AI is no longer just quick answers. You're increasingly asking agents to work for hours or even days on complex projects, but limited contexts break continuity. How do you get an agent to make coherent progress when every session starts without memory?
The problem of long-running agents
Imagine a software project where every shift shows up with no memory of what came before. Sounds chaotic, right? That's exactly what happens when an agent has to work across multiple context windows: each session is discrete and the next one remembers nothing.
Advanced models (for example Opus 4.5 in the Claude Agent SDK) have tools like compaction to save tokens and keep relevant information. But compaction isn't enough: the agent might try to "do it all" in a single session and leave work half-done, or declare the project finished before it actually is. Result? Incomplete code, missing documentation, and sessions that waste time trying to understand the past.
Anthropic proposes a harness with two key pieces: an initializer agent that prepares the environment in the first session, and a coding agent that, in each subsequent session, makes incremental progress and leaves clear artifacts for the next session.
Initializer agent
Creates the initial repo with an init.sh to start the server.
Generates a claude-progress.txt file that records what each session did.
Produces a feature_list.json with an extensive list of end-to-end requirements (in their demo, more than 200 features for a claude.ai clone).
Makes the first git commit to leave an initial history.
The idea is to keep enough context outside the model (in files and commits) so any new session can understand what has been advanced.
Coding agent
At the start of each session it runs basic commands like pwd, reads claude-progress.txt, feature_list.json and the git log.
Picks a single high-priority feature that still fails.
Implements that feature, tests it end-to-end (ideally with browser automation), makes a commit with a descriptive message and writes an update in claude-progress.txt.

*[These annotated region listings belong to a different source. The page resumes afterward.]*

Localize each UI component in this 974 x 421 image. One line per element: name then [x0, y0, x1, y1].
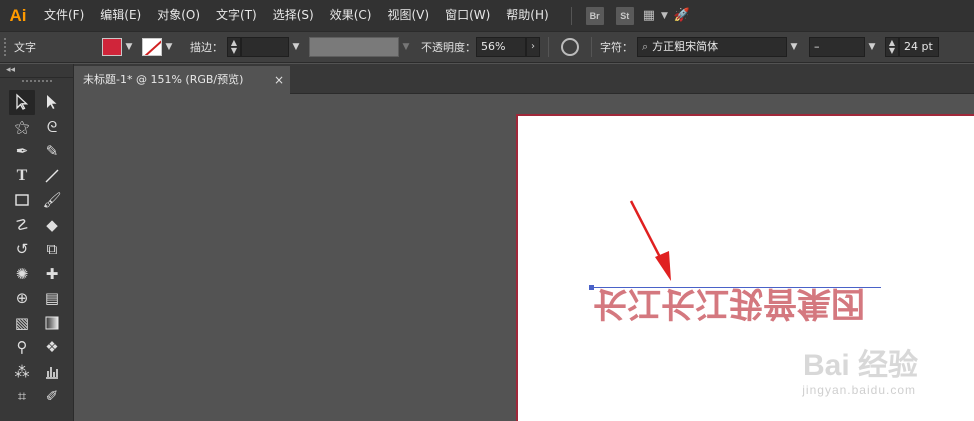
rotate-tool-icon[interactable]: ↺: [9, 237, 35, 262]
warp-tool-icon[interactable]: ✺: [9, 262, 35, 287]
text-anchor-point[interactable]: [589, 285, 594, 290]
menu-view[interactable]: 视图(V): [379, 0, 437, 31]
control-bar: 文字 ▼ ▼ 描边： ▲ ▼ ▼ ▼ 不透明度： 56% › 字符： ⌕ 方正粗宋…: [0, 31, 974, 63]
artboard-surface[interactable]: 长江长江我普集团 Bai 经验 jingyan.baidu.com: [521, 119, 974, 421]
stock-button[interactable]: St: [615, 6, 634, 25]
document-tab[interactable]: 未标题-1* @ 151% (RGB/预览) ×: [74, 66, 290, 94]
tools-panel-grip[interactable]: [21, 80, 52, 84]
font-size-stepper[interactable]: ▲ ▼: [885, 37, 899, 57]
curvature-tool-icon[interactable]: ✎: [39, 139, 65, 164]
chevron-down-icon[interactable]: ▼: [787, 38, 801, 56]
menu-select[interactable]: 选择(S): [265, 0, 322, 31]
opacity-expand-button[interactable]: ›: [526, 37, 540, 57]
search-icon: ⌕: [642, 40, 649, 53]
pen-tool-icon[interactable]: ✒: [9, 139, 35, 164]
flipped-text-object[interactable]: 长江长江我普集团: [593, 283, 865, 323]
menu-bar: Ai 文件(F) 编辑(E) 对象(O) 文字(T) 选择(S) 效果(C) 视…: [0, 0, 974, 31]
gradient-tool-icon[interactable]: [39, 311, 65, 336]
eraser-tool-icon[interactable]: ◆: [39, 213, 65, 238]
recolor-artwork-icon[interactable]: [561, 38, 579, 56]
canvas-area[interactable]: 长江长江我普集团 Bai 经验 jingyan.baidu.com: [74, 94, 974, 421]
font-style-input[interactable]: –: [809, 37, 865, 57]
divider: [591, 37, 592, 57]
chevron-down-icon[interactable]: ▼: [661, 11, 668, 21]
opacity-label[interactable]: 不透明度：: [421, 39, 476, 55]
close-icon[interactable]: ×: [274, 66, 284, 94]
red-arrow-annotation: [629, 200, 671, 281]
stroke-label[interactable]: 描边：: [190, 39, 223, 55]
chevron-down-icon[interactable]: ▼: [122, 38, 136, 56]
bridge-button[interactable]: Br: [585, 6, 604, 25]
line-segment-tool-icon[interactable]: [39, 164, 65, 189]
tool-label: 文字: [14, 41, 36, 54]
slice-tool-icon[interactable]: ✐: [39, 384, 65, 409]
puppet-warp-tool-icon[interactable]: ✚: [39, 262, 65, 287]
document-tab-bar: 未标题-1* @ 151% (RGB/预览) ×: [74, 64, 974, 94]
column-graph-tool-icon[interactable]: [39, 360, 65, 385]
menu-edit[interactable]: 编辑(E): [92, 0, 149, 31]
control-bar-grip[interactable]: [4, 38, 8, 56]
menu-help[interactable]: 帮助(H): [498, 0, 556, 31]
eyedropper-tool-icon[interactable]: ⚲: [9, 335, 35, 360]
chevron-down-icon[interactable]: ▼: [162, 38, 176, 56]
scale-tool-icon[interactable]: ⧉: [39, 237, 65, 262]
app-logo[interactable]: Ai: [0, 0, 36, 31]
symbol-sprayer-tool-icon[interactable]: ⁂: [9, 360, 35, 385]
stroke-weight-input[interactable]: [241, 37, 289, 57]
watermark-brand: Bai 经验: [802, 349, 918, 382]
type-tool-icon[interactable]: T: [9, 164, 35, 189]
lasso-tool-icon[interactable]: ᘓ: [39, 115, 65, 140]
baidu-watermark: Bai 经验: [803, 340, 918, 384]
font-family-input[interactable]: ⌕ 方正粗宋简体: [637, 37, 787, 57]
selection-tool-icon[interactable]: [9, 90, 35, 115]
menu-object[interactable]: 对象(O): [149, 0, 208, 31]
shape-builder-tool-icon[interactable]: ⊕: [9, 286, 35, 311]
variable-width-profile[interactable]: [309, 37, 399, 57]
stroke-color-swatch[interactable]: [142, 38, 162, 56]
fill-color-swatch[interactable]: [102, 38, 122, 56]
font-size-input[interactable]: 24 pt: [899, 37, 939, 57]
shaper-tool-icon[interactable]: ☡: [9, 213, 35, 238]
menu-window[interactable]: 窗口(W): [437, 0, 498, 31]
chevron-down-icon[interactable]: ▼: [289, 38, 303, 56]
workspace-layout-icon[interactable]: ▦: [643, 8, 655, 23]
stroke-weight-stepper[interactable]: ▲ ▼: [227, 37, 241, 57]
artboard[interactable]: 长江长江我普集团 Bai 经验 jingyan.baidu.com: [516, 114, 974, 421]
rectangle-tool-icon[interactable]: [9, 188, 35, 213]
magic-wand-tool-icon[interactable]: ⚝: [9, 115, 35, 140]
chevron-down-icon[interactable]: ▼: [399, 38, 413, 56]
document-tab-title: 未标题-1* @ 151% (RGB/预览): [83, 73, 244, 86]
mesh-tool-icon[interactable]: ▧: [9, 311, 35, 336]
divider: [548, 37, 549, 57]
perspective-grid-tool-icon[interactable]: ▤: [39, 286, 65, 311]
direct-selection-tool-icon[interactable]: [39, 90, 65, 115]
paintbrush-tool-icon[interactable]: 🖌: [39, 188, 65, 213]
chevron-down-icon[interactable]: ▼: [865, 38, 879, 56]
menu-type[interactable]: 文字(T): [208, 0, 265, 31]
menu-file[interactable]: 文件(F): [36, 0, 92, 31]
gpu-performance-icon[interactable]: 🚀: [674, 8, 690, 23]
character-label[interactable]: 字符：: [600, 39, 633, 55]
opacity-input[interactable]: 56%: [476, 37, 526, 57]
artboard-tool-icon[interactable]: ⌗: [9, 384, 35, 409]
font-family-value: 方正粗宋简体: [652, 40, 719, 53]
collapse-panel-icon[interactable]: ◂◂: [0, 64, 73, 78]
blend-tool-icon[interactable]: ❖: [39, 335, 65, 360]
menu-effect[interactable]: 效果(C): [322, 0, 380, 31]
watermark-url: jingyan.baidu.com: [802, 383, 916, 397]
menu-separator: [570, 6, 572, 25]
tools-panel: ◂◂ ⚝ ᘓ ✒ ✎ T 🖌 ☡ ◆ ↺ ⧉ ✺ ✚ ⊕ ▤ ▧ ⚲ ❖ ⁂ ⌗…: [0, 64, 74, 421]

This approach avoids the "one-shot" attempt and forces small, verifiable increments that make recovery from errors much easier.
Environment management and key files
Anthropic found that certain files reduce ambiguity between sessions:
init.sh: script to start the server and run basic checks.

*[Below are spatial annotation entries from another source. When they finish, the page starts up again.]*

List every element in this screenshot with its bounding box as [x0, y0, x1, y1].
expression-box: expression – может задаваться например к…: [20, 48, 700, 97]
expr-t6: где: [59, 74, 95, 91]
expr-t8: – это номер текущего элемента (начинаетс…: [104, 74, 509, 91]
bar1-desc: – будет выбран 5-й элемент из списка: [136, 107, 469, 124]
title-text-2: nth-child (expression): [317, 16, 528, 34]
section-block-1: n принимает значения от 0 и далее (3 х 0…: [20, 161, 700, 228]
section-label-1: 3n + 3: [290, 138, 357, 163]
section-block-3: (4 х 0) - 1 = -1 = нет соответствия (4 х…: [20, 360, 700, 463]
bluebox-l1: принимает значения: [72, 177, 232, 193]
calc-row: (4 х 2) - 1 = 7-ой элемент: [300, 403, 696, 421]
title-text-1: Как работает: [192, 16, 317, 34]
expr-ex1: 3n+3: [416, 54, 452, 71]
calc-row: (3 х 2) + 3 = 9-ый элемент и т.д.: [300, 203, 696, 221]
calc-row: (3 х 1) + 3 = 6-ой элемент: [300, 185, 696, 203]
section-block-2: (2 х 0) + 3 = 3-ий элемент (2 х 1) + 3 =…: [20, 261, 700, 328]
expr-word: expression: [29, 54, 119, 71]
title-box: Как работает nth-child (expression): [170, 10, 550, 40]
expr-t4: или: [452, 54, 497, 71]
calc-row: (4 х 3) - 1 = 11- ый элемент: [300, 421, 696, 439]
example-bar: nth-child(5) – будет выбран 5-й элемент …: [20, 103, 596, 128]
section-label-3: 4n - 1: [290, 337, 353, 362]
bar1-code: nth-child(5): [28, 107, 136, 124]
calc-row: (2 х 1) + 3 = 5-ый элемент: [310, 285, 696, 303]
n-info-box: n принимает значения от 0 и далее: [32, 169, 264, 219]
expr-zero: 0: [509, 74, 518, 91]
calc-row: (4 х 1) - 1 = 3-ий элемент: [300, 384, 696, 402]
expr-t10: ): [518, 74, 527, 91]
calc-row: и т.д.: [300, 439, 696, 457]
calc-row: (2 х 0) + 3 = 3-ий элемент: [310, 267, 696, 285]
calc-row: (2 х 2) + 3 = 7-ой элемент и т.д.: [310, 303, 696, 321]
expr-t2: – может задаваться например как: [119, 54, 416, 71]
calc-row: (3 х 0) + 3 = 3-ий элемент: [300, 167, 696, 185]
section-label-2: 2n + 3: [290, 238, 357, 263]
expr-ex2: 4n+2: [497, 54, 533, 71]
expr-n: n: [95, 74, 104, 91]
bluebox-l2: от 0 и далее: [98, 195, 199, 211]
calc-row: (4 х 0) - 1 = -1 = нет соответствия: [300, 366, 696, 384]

feature_list.json: list of features as JSON objects that include steps and a passes (boolean) field.
claude-progress.txt: human/machine log of changes and decisions.
Git history: lets you revert to stable states.
Example entry in feature_list.json (simplified):
{ "category": "functional", "description": "New chat button creates a fresh conversation", "steps": ["Navigate to main interface", "Click the 'New Chat' button", "Verify a new conversation is created"], "passes": false }
Anthropic recommends not allowing agents to delete or rewrite the tests; they should only change passes to true after rigorous verification.
Testing and verification
A common failure was marking features as complete without end-to-end verification. The fix was to give the agent testing tools (for example Puppeteer MCP) and explicitly ask it to test like a user: open the app, create a chat, send a message and verify the response.
Limitations: the model's vision and automation tools aren't perfect. For example, Puppeteer might not expose native browser modals, and those cases remain fragile.
Typical session flow
[Assistant] I'll catch up with the project state.
[Tool Use] bash - pwd
[Tool Use] read - claude-progress.txt
[Tool Use] read - feature_list.json
[Tool Use] bash - git log --oneline -20
[Tool Use] run init.sh and verify the server is running.
[Assistant] Run basic functionality tests.
[Tool Use] Start implementing the selected feature.
[Assistant] Commit and write the update in claude-progress.txt.
This pattern cuts wasted tokens and prioritizes restoring a stable state before adding new code.
Failure modes and countermeasures
Problem: the agent declares the project finished too soon.
Initializer: generates feature_list.json with end-to-end requirements.
Coding agent: reads the list and works on a single feature.
Problem: messy or buggy code at the end of a session.
Initializer: leaves git history and progress notes.
Coding agent: runs tests, makes descriptive commits and updates claude-progress.txt.
Problem: marking features as done without tests.
Initializer: structures the feature list.
Coding agent: self-verifies and only sets passes=true after passing tests.
Problem: the agent doesn't know how to run the app.
Initializer: writes init.sh.
Coding agent: runs it at the start.
Future and open questions
It's still to be tested whether a generalist agent is better than a specialized multi-agent architecture (testing agent, QA agent, cleanup agent). You also need to validate if these practices generalize beyond full-stack web apps — for example to scientific research or financial modeling.
From practice, this is a clear lesson: to make AI autonomy work over long horizons you need to move part of the memory to disk and version control. Sounds obvious? Maybe. Does it work? In Anthropic's experiments, yes: it improves coherence, reduces wasted time and makes recovery from errors easier.